YARN timeline of a baseline run, showing multiple count tasks, and shuffle in the range of 54–72GB. The total runtime is approximately 6.5 hours.
Figure 1: YARN event timeline of a baseline run

Look at the greyed-out section comprising of Spark count tasks and the volume of data shuffled in large tasks.

  1. The first falls under the “Stop doing things you don’t need to” category discussed in the Approaches section earlier. Throughout OSA, the size of intermediate DataFrames were periodically checked, before applying some logic (see Python example below). In many cases, the logic applied could tolerate an empty DataFrame without issue. In these cases, tasks triggered by these count operations are redundant.
  2. The volume of shuffled data relates to the “Filter as early as possible, keeping only what you need” category discussed above. Due to the nature of grocery retail transactional data, it is common to be dealing with DataFrames with more than 99% of rows not contributing to output values. Most products do not sell in most stores most of the time. Therefore, to reduce the volume of data shuffled, we excluded rows without sales from DataFrames as early as possible.
# do you really need to do this?
if not df.count() == 0:
df = apply_logic(df)

The figure below shows the event timeline after the changes above were implemented, notice the removal of non-functional Spark count tasks, the reduction in shuffled data and the total reduction in runtime.

YARN timeline of an optimised run, showing no count tasks, and shuffle in the range of 33–36GB. The total runtime is approximately 3.5 hours.
Figure 2: YARN event timeline of an equivalent run, after changes are made

Our implementation resulted in a 50% reduction in runtime of OSA on average, and crucially the enablement of full-scale retailer runs. Notably, the runtime reduction scales nonlinearly with input size, shown below.

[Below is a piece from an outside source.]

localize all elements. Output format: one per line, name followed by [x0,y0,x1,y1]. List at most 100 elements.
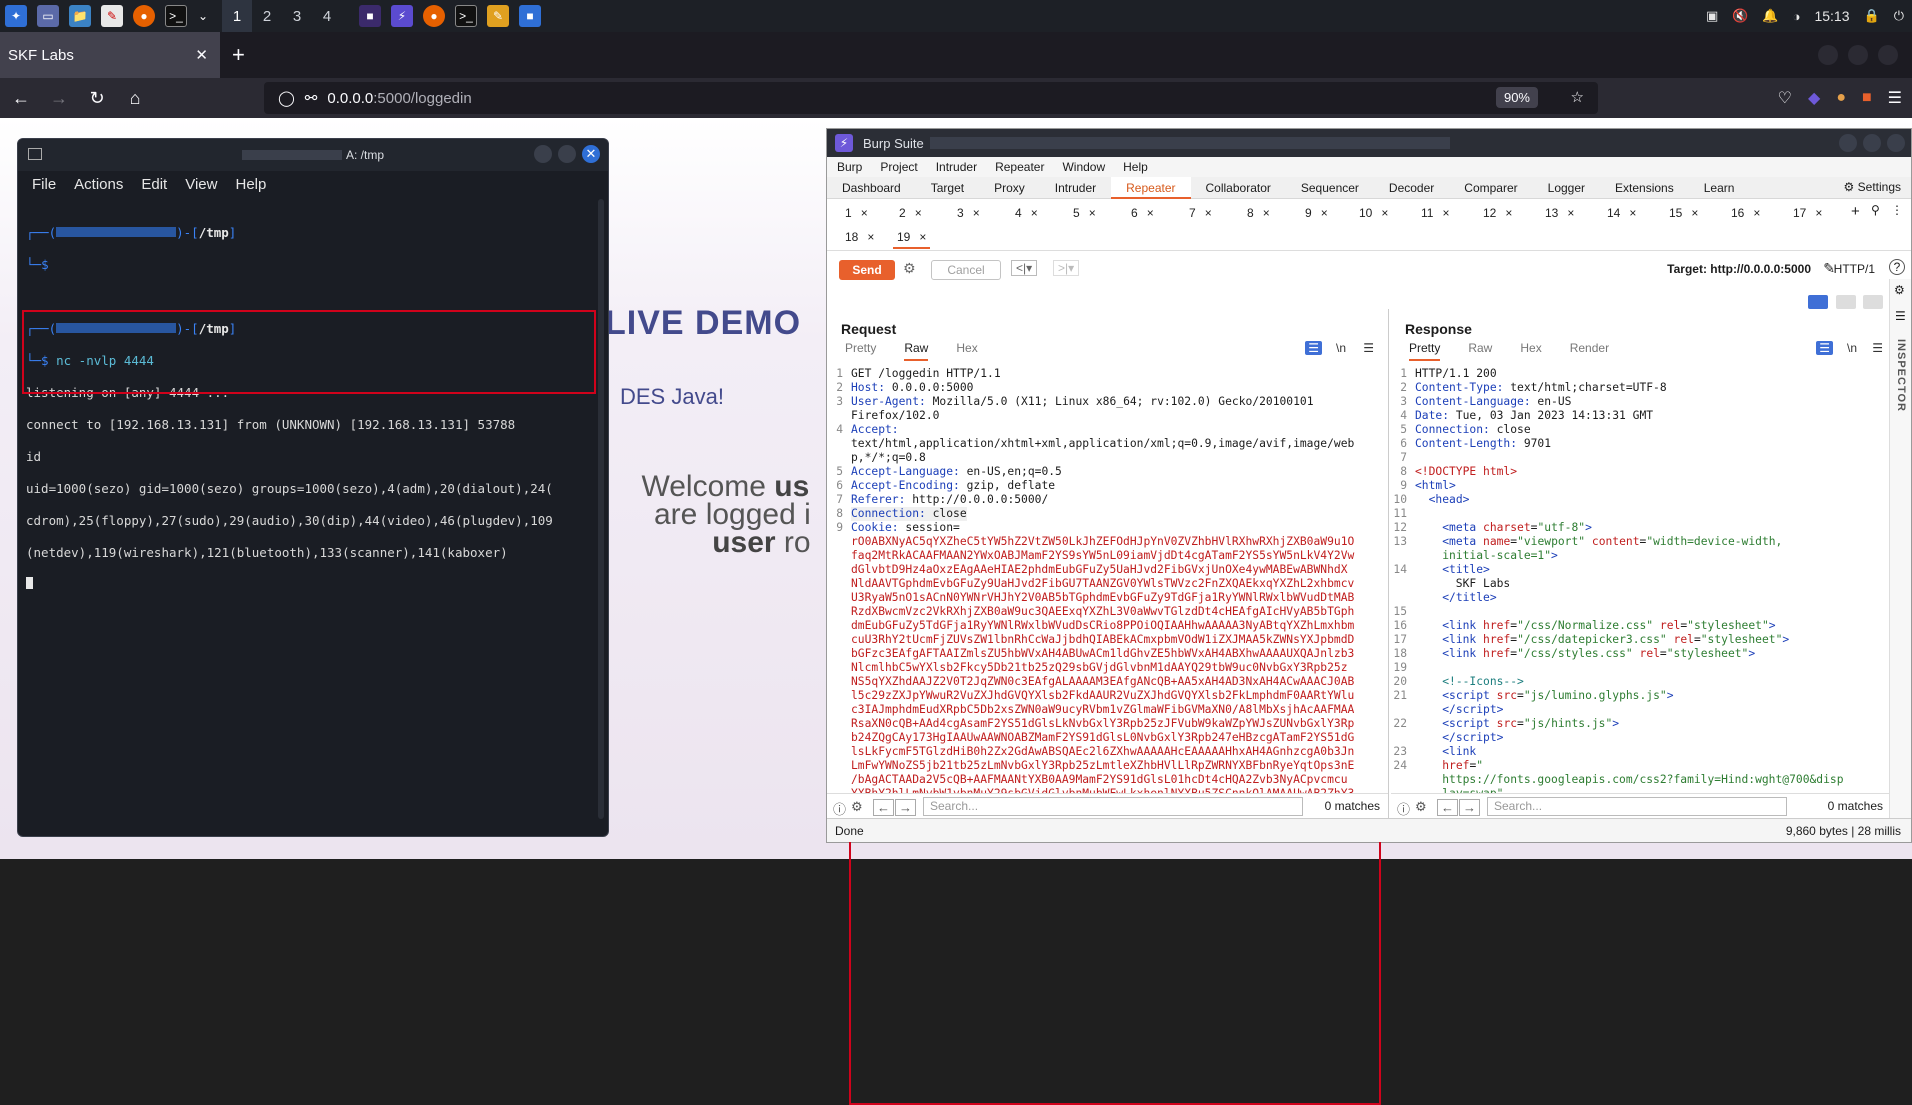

Scatter chart with y axis of runtime, and x axis of number of products, including lines of best fit, showing exponential scaling of runtime against number of products. The Development curve is approximately the same shape as the Baseline, at around half the total runtime. Development runtime is approximately 4.5 hours at 400,000 products.
Figure 3: Runtime scaling of On Shelf Availability

The nature of this scaling relationship significantly reduces the prohibitive nature of large-scale runs, which is particularly important when using shared clusters.

Conclusion

Spark performance optimization requires a thorough understanding of the underlying technology and the specific use case. By analysing the event timeline, identifying bottlenecks, and implementing appropriate changes, it is possible to significantly improve the performance of Spark applications.

We achieved our goal, enabling full-retailer scale runs of OSA, by identifying the low-hanging fruit; choosing the lowest effort changes for the largest performance gain. By setting a clear performance goal, the stopping point was clearly defined — It’s all too easy to sink significant time into changes resulting in minor gains.

Most importantly, this isn’t an application specific strategy — and we hope outlining it here will equip you to tackle similar performance problems in your own project.